Innovation is definitely a complex endeavor that requires the orchestration of multiple dimensions. Without doubt, unless an organization's leadership has thought out the structures, processes, metrics, rewards systems, and knowledge and skills required to advance their innovation agenda, they will not be successful.

However, this is not to say that there's nothing to be done at the front-line of organizations to advance innovation. Interestingly, many instances of innovation occur not because of management, but despite of management!

In this Blog, I'll be sharing some ideas on how innovation can be driven from the bottom-up. It's a long awaited complement to all the important research and literature on how to drive innovation from the top-down.

Let's see what develops.

Ulises Pabon

Tuesday, November 24, 2009

If you want to think big, start small.

That's the title of chapter 38 from Alan M. Webber's (Co-founder of Fast Company Magazine) RULES OF THUMB; 52 Truths for Winning at Business Without Losing Yourself. In it, Alan succinctly presents the now legendary story of Muhammad Yanus. What began as a $27 loan to liberate 42 people in the village of Jobra, India from loan sharks mushroomed into the Grameen Bank and a Noble Prize (see related blog entry below on April 5, 2009).

In Alan's words: "... Yanus didn't set out from home one morning with the goal of ending poverty in Bangladesh or raising tens of millions of people around the world out of poverty.

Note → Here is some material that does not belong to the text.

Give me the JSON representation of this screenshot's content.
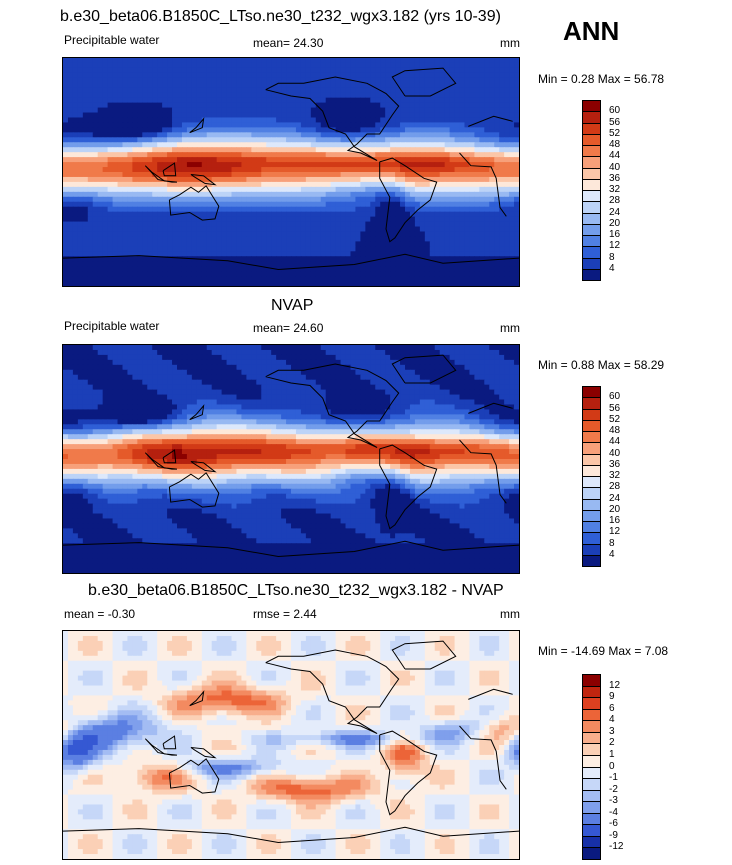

He wasn't thinking about starting a bank or a social movement. He certainly wasn't game-planning to win the Noble Peace Prize. He saw a woman in a village who needed help and, decided he could not not help her."

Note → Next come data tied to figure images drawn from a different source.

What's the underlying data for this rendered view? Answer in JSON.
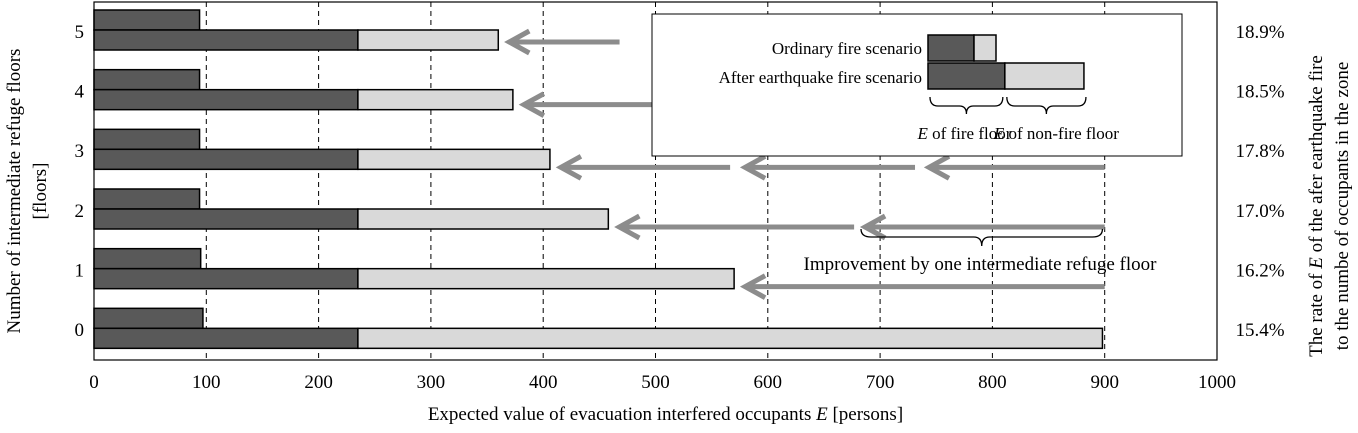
{
  "chart_data": {
    "type": "bar",
    "orientation": "horizontal",
    "categories": [
      "5",
      "4",
      "3",
      "2",
      "1",
      "0"
    ],
    "series": [
      {
        "name": "Ordinary fire scenario",
        "fire_floor": [
          94,
          94,
          94,
          94,
          95,
          97
        ],
        "non_fire_floor": [
          0,
          0,
          0,
          0,
          0,
          0
        ]
      },
      {
        "name": "After earthquake fire scenario",
        "fire_floor": [
          235,
          235,
          235,
          235,
          235,
          235
        ],
        "non_fire_floor": [
          125,
          138,
          171,
          223,
          335,
          663
        ]
      }
    ],
    "right_labels": [
      "18.9%",
      "18.5%",
      "17.8%",
      "17.0%",
      "16.2%",
      "15.4%"
    ],
    "xlabel_prefix": "Expected value of evacuation interfered occupants ",
    "xlabel_var": "E",
    "xlabel_suffix": " [persons]",
    "ylabel_line1": "Number of intermediate refuge floors",
    "ylabel_line2": "[floors]",
    "y2label_line1_prefix": "The rate of ",
    "y2label_line1_var": "E",
    "y2label_line1_suffix": " of the afer earthquake fire",
    "y2label_line2": "to the numbe of  occupants in the zone",
    "xticks": [
      0,
      100,
      200,
      300,
      400,
      500,
      600,
      700,
      800,
      900,
      1000
    ],
    "xlim": [
      0,
      1000
    ],
    "grid": "vertical dashed",
    "legend": {
      "position": "top-right",
      "fire_floor_var": "E",
      "fire_floor_suffix": " of fire floor",
      "non_fire_floor_var": "E",
      "non_fire_floor_suffix": " of non-fire floor",
      "sample_ordinary": [
        50,
        20
      ],
      "sample_after": [
        68,
        70
      ]
    },
    "annotation": "Improvement by one intermediate refuge floor",
    "colors": {
      "fire_floor": "#595959",
      "non_fire_floor": "#d9d9d9",
      "arrow": "#8c8c8c",
      "outline": "#000000"
    }
  }
}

Rule 38: "If you want to think big, start small" resonates in the heart and mind of Bottom-Up innovators. The point is: whatever you feel passionate about and compelled to drive, do it! Welcome experimentation. Don't over-engineer a solution or wait for perfection. Alan's advice is "Start small. If it works, keep doing it. If it doesn't work, change what you're doing until you find something that does work."

Bottom-Up Innovation is all about starting small. We need to remind ourselves, in the heat of the battle, to never underestimate the repercussions of small actions.

While RULES OF THUMB is not a manifesto for Bottom-Up Innovators, it's packed with good advice and definitely a recommended read.

If you want to think big, start small.